Berdasarkan Gambar 1.1 dapat kita ketahui bahwa metode penentuan harga yang digunakan adalah
metode penentuan harga berdasarkan aktivitas. Terdapat 3 aktivitas untuk melaksanakan kegiatan
pengiriman, yaitu: a. Aktivitas pickup yaitu aktivitas saat proses muat di warehouse konsumen di daerah
asal hingga barang masuk depo pelabuhan (port origin) b. Aktivitas shipping yaitu aktivitas mulai dari
pelabuhan asal (port origin) hingga pelabuhan tujuan (port destination) c. Aktivitas dooring yaitu aktivitas
saat peti kemas keluar dari pelabuhan tujuan (port destination) hingga sampai ke warehouse konsumen di
daerah tujuan. Perbandingan prosentase biaya antara pickup, shipping, dan dooring adalah 20%:60%:20%.
Terdapat dua biaya pada sub aktivitas pickup dan dooring yaitu biaya trucking, dan biaya buruh. Sedangkan
untuk aktivitas shipping terdapat beberapa komponen biaya, seperti biaya untuk menurunkan peti kemas
dari lapangan timbun ke truk, biaya untuk mengangkat peti kemas dari truk ke lapangan timbun untuk
dimasukkan ke dalam kapal, dll. Seluruh biaya yang terdapat pada aktivitas shipping merupakan otoritas
dari perusahaan pelayaran, dimana PT. XYZ Logistics selaku transporter (pengirim) telah membayarkan
sejumlah uang berdasarkan tarif yang ditawarkan oleh perusahaan pelayaran.

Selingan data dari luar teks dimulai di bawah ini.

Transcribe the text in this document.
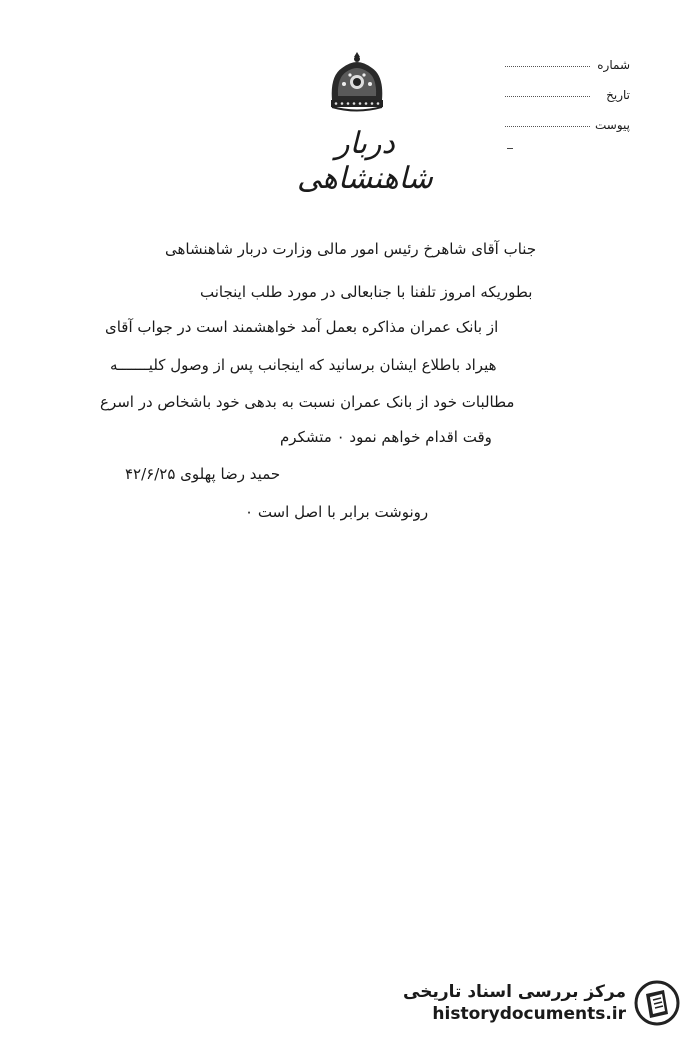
دربار شاهنشاهی
شماره
تاریخ
پیوست
جناب آقای شاهرخ رئیس امور مالی وزارت دربار شاهنشاهی
بطوریکه امروز تلفنا با جنابعالی در مورد طلب اینجانب
از بانک عمران مذاکره بعمل آمد خواهشمند است در جواب آقای
هیراد باطلاع ایشان برسانید که اینجانب پس از وصول کلیـــــــه
مطالبات خود از بانک عمران نسبت به بدهی خود باشخاص در اسرع
وقت اقدام خواهم نمود ۰ متشکرم
حمید رضا پهلوی ۴۲/۶/۲۵
رونوشت برابر با اصل است ۰
مرکز بررسی اسناد تاریخی
historydocuments.ir
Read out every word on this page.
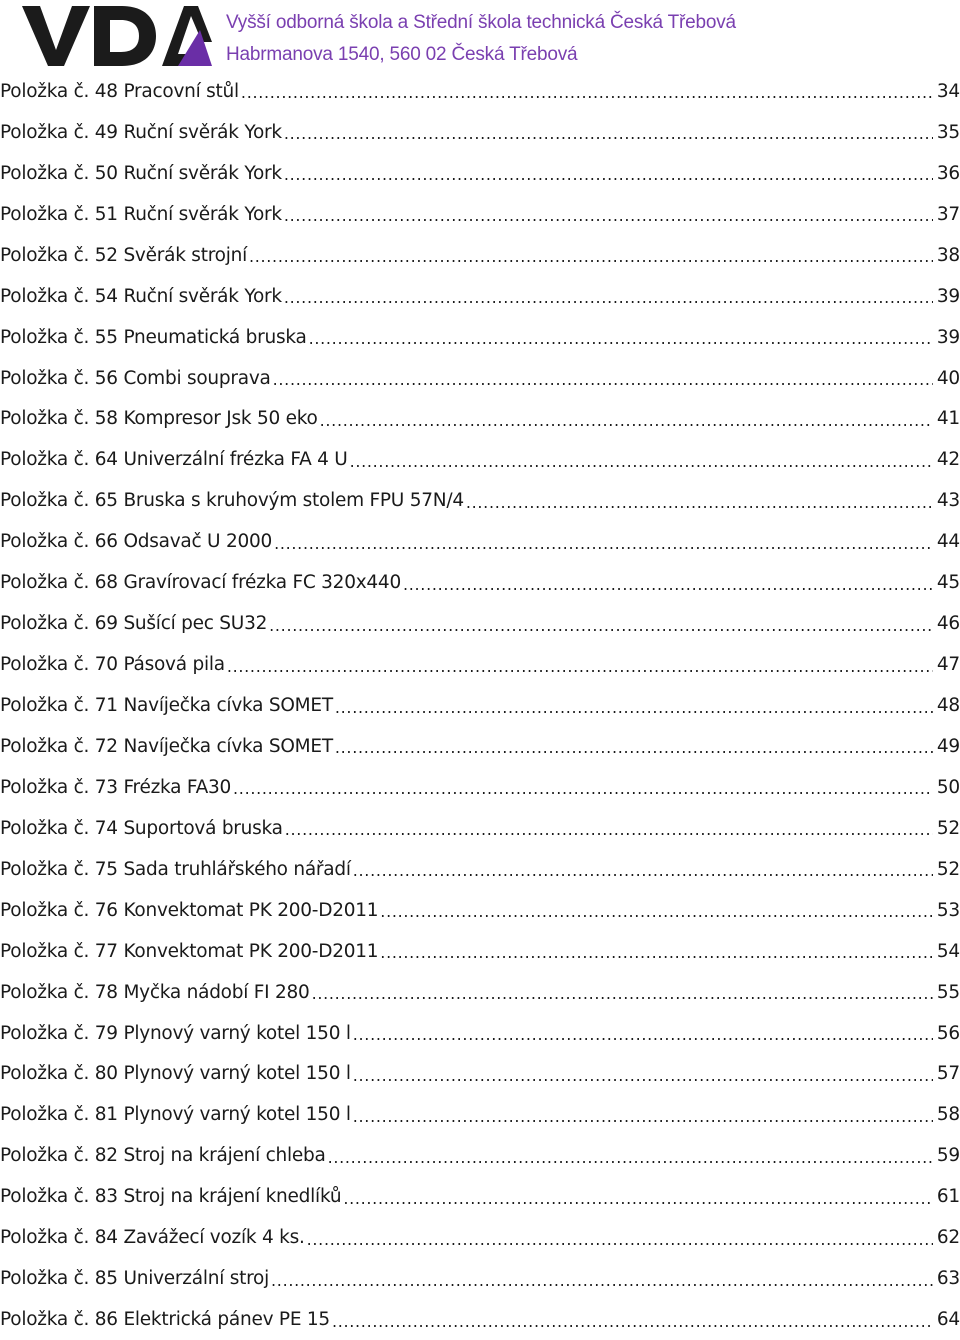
Vyšší odborná škola a Střední škola technická Česká Třebová
Habrmanova 1540, 560 02 Česká Třebová
Položka č. 48 Pracovní stůl . . .	34
Položka č. 49 Ruční svěrák York . . .	35
Položka č. 50 Ruční svěrák York . . .	36
Položka č. 51 Ruční svěrák York . . .	37
Položka č. 52 Svěrák strojní . . .	38
Položka č. 54 Ruční svěrák York . . .	39
Položka č. 55 Pneumatická bruska . . .	39
Položka č. 56 Combi souprava . . .	40
Položka č. 58 Kompresor Jsk 50 eko . . .	41
Položka č. 64 Univerzální frézka FA 4 U . . .	42
Položka č. 65 Bruska s kruhovým stolem FPU 57N/4 . . .	43
Položka č. 66 Odsavač U 2000 . . .	44
Položka č. 68 Gravírovací frézka FC 320x440 . . .	45
Položka č. 69 Sušící pec SU32 . . .	46
Položka č. 70 Pásová pila . . .	47
Položka č. 71 Navíječka cívka SOMET . . .	48
Položka č. 72 Navíječka cívka SOMET . . .	49
Položka č. 73 Frézka FA30 . . .	50
Položka č. 74 Suportová bruska . . .	52
Položka č. 75 Sada truhlářského nářadí . . .	52
Položka č. 76 Konvektomat PK 200-D2011 . . .	53
Položka č. 77 Konvektomat PK 200-D2011 . . .	54
Položka č. 78 Myčka nádobí FI 280 . . .	55
Položka č. 79 Plynový varný kotel 150 l . . .	56
Položka č. 80 Plynový varný kotel 150 l . . .	57
Položka č. 81 Plynový varný kotel 150 l . . .	58
Položka č. 82 Stroj na krájení chleba . . .	59
Položka č. 83 Stroj na krájení knedlíků . . .	61
Položka č. 84 Zavážecí vozík 4 ks. . . .	62
Položka č. 85 Univerzální stroj . . .	63
Položka č. 86 Elektrická pánev PE 15 . . .	64
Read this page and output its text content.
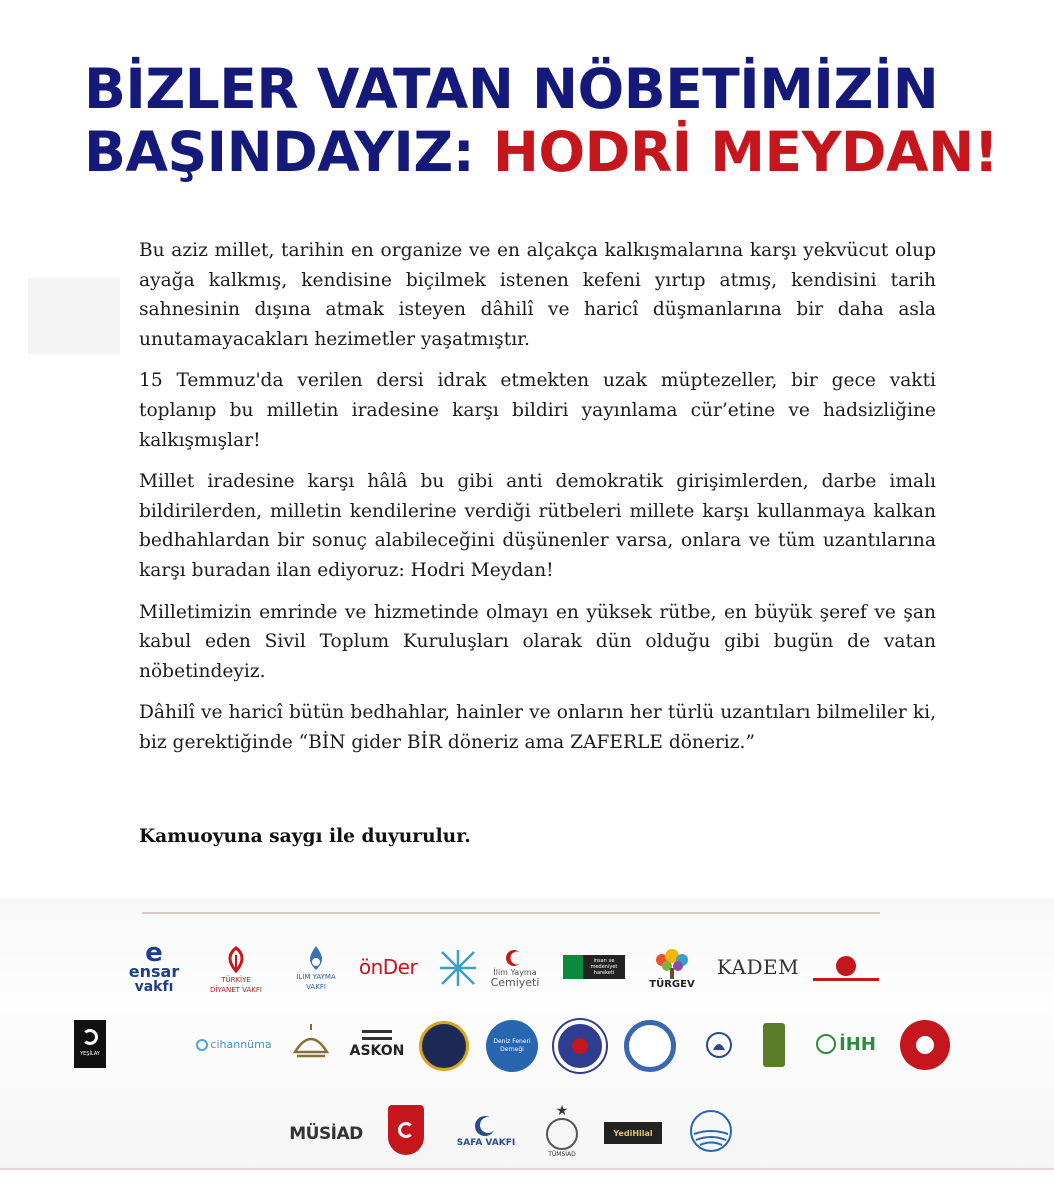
BİZLER VATAN NÖBETİMİZİN
BAŞINDAYIZ: HODRİ MEYDAN!

Bu aziz millet, tarihin en organize ve en alçakça kalkışmalarına karşı yekvücut olup ayağa kalkmış, kendisine biçilmek istenen kefeni yırtıp atmış, kendisini tarih sahnesinin dışına atmak isteyen dâhilî ve haricî düşmanlarına bir daha asla unutamayacakları hezimetler yaşatmıştır.

15 Temmuz'da verilen dersi idrak etmekten uzak müptezeller, bir gece vakti toplanıp bu milletin iradesine karşı bildiri yayınlama cür’etine ve hadsizliğine kalkışmışlar!

Millet iradesine karşı hâlâ bu gibi anti demokratik girişimlerden, darbe imalı bildirilerden, milletin kendilerine verdiği rütbeleri millete karşı kullanmaya kalkan bedhahlardan bir sonuç alabileceğini düşünenler varsa, onlara ve tüm uzantılarına karşı buradan ilan ediyoruz: Hodri Meydan!

Milletimizin emrinde ve hizmetinde olmayı en yüksek rütbe, en büyük şeref ve şan kabul eden Sivil Toplum Kuruluşları olarak dün olduğu gibi bugün de vatan nöbetindeyiz.

Dâhilî ve haricî bütün bedhahlar, hainler ve onların her türlü uzantıları bilmeliler ki, biz gerektiğinde “BİN gider BİR döneriz ama ZAFERLE döneriz.”

Kamuoyuna saygı ile duyurulur.
e
ensar
vakfı	TÜRKİYE
DİYANET VAKFI
İLİM YAYMA
VAKFI
önDer	İlim Yayma
Cemiyeti
insan ve
medeniyet
hareketi
TÜRGEV
KADEM
YEŞİLAY
cihannüma	ASKON
Deniz Feneri
Derneği	İHH
MÜSİAD	SAFA VAKFI
★
TÜMSİAD
YediHilal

Tabel 1.1 merupakan tabel harga yang ditawarkan beserta frekuensi pengiriman yang dilakukan PT. XYZ
Logistics pada konsumen dengan kota tujuan Makassar, Banjarmasin, Manado, Samarinda, dan
Manokwari. Berdasarkan Tabel 1.1 tersebut dapat kita ketahui bahwa pengiriman dengan jumlah
terbanyak adalah dari Surabaya ke Makassar dengan jumlah 2.599 TEUs, dan pengiriman dengan kantitas
terendah adalah dari Surabaya ke Manokwari dengan kuantitas dalam satu tahun 250 TEUs. Terdapat
beberapa faktor yang dipertimbangkan oleh pihak manajemen perusahaan dalam penentuan biaya
pengiriman yairu jarak (origin dan destination), frekuensi pengiriman ke kota tujuan, serta tarif dari
perusahaan pelayaran. Namun variabel lain seperti waktu pengiriman belum dipertimbangkan oleh pihak
perusahaan. Tabel 1.2 merupakan rekap rata-rata waktu aktual pengiriman barang.

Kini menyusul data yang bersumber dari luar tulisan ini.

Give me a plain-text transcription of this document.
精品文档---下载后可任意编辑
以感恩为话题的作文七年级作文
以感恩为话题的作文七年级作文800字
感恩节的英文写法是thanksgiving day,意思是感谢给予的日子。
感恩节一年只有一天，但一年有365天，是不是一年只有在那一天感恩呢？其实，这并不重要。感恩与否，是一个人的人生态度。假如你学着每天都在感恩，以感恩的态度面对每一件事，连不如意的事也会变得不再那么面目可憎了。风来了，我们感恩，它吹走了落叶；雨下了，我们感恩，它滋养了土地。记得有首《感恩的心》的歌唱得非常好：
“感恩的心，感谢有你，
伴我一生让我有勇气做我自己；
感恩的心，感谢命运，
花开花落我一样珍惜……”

Tabel 1.2 merupakan rata-rata waktu aktual pengiriman barang pada top five destinations perusahaan
tahun 2014. Berdasarkan Tabel 1.2 dapat kita ketahui bahwa waktu aktual pengiriman pada top five
destination lebih lama jika dibandingkan dengan target waktu yang telah ditetapkan perusahaan. Waktu
pengiriman merupakan salah satu variabel yang mempengaruhi harga. Jika target waktu pengiriman untuk
Kota Makassar adalah 10 hari, dan jika aktual pengiriman melebihi batas waktu tersebut maka perusahaan
harus mengeluarkan biaya lebih, baik untuk tenaga kerja, kendaraan, dll. Namun, jika waktu aktual
pengiriman kurang dari target waktu yang telah ditetapkan maka perusahaan telah menghemat biaya dan
dapat dialokasikan untuk pengeluaran yang lain. Saat ini, penentuan target waktu pengiriman di PT. XYZ
Logistics hanya berdasarkan pengalaman selama beberapa tahun, mengingat perusahaan telah berdiri
sejak tahun 1972. Terdapat tiga klasifikasi target waktu yang ditetapkan oleh perusahaan yang telah
mempertimbangkan kegiatan non produktif (contoh: menunggu, antri), yaitu: - Target waktu aktivitas
pickup adalah 4 hari untuk semua tujuan. - Target waktu aktivitas shipping bergantung pada tujuan setiap
kota. - Target waktu aktivitas dooring adalah maksimal 5 hari setelah kedatangan kapal, barang telah
dikirim ke gudang penerima. Penentuan target waktu pengiriman yang belum tepat dapat mempengaruhi
perusahaan dalam penetapan harga pokok pengiriman.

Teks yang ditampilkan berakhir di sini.